First the participant listens internally using exclusive attention to determine a pitch to sound initially. Then he or she listens externally inclusively to all the pitches that others are sounding. Exclusive attention is then addressed to a specific pitch in order to match it exactly or internally to find a pitch that is not being sounded by anyone else. Attention is continually being flexed from focal to global, internal to external throughout the duration of the piece.

The musical result is an initial chord cluster that gradually shifts as new tones are entered. There are threads of common tones running through the cluster that often becomes chordal and gravitates to the resonant frequency of the space of the performance. The piece ends by an unspoken consensus. The Tuning Meditation has ranged in duration from 2 minutes to more than an hour and a half. The number of performers has varied from a minimum of six to 6,000.

The Tuning Meditation is a metaphor for building community through a shared activity that has individual innovations and/or imitations arriving at a consensual result.

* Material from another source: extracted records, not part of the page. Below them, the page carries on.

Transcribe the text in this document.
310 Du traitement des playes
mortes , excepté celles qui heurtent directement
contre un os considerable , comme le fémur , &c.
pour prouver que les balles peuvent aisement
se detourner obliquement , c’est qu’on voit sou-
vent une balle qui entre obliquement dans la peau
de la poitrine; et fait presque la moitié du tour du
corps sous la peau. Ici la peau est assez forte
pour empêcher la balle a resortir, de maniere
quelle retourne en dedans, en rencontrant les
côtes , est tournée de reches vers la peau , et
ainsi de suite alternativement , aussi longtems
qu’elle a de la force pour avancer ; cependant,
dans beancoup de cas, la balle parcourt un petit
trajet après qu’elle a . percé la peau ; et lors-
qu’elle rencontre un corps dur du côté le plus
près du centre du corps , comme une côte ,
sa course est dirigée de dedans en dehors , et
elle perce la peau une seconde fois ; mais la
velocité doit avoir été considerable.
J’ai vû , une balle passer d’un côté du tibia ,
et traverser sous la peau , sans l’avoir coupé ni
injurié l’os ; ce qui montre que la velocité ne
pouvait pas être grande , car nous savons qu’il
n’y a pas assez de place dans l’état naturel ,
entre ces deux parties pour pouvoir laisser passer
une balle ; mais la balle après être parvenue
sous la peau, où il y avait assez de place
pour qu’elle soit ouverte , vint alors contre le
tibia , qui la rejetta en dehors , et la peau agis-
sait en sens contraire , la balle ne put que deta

Pauline Oliveros (1932) is a composer, performer, author and philosopher. She pioneered Deep Listening, an aesthetic based upon principles of improvisation, electronic music, ritual, teaching and meditation designed to inspire both trained and untrained performers to practice the art of listening and responding to environmental conditions in solo and ensemble situations. During the mid-1960s she served as the first director of the Tape Music Center at Mills College, a.k.a. the Center for Contemporary Music, then as Professor of Music and later as Director of the Center for Music Experiment at the University of California at San Diego. Since 2001 she has served as Distinguished Research Professor of Music in the Arts department at Rensselaer Polytechnic Institute (RPI), engaged in research on a National Science Foundation CreativeIT project. She also serves as Darius Milhaud Composer in Residence at Mills College doing telepresence teaching and is president of Deep Listening Institute, Ltd. She received the 2009--2010 William Schuman Award from Columbia University. See paulineoliveros.us; www.deeplistening.org/.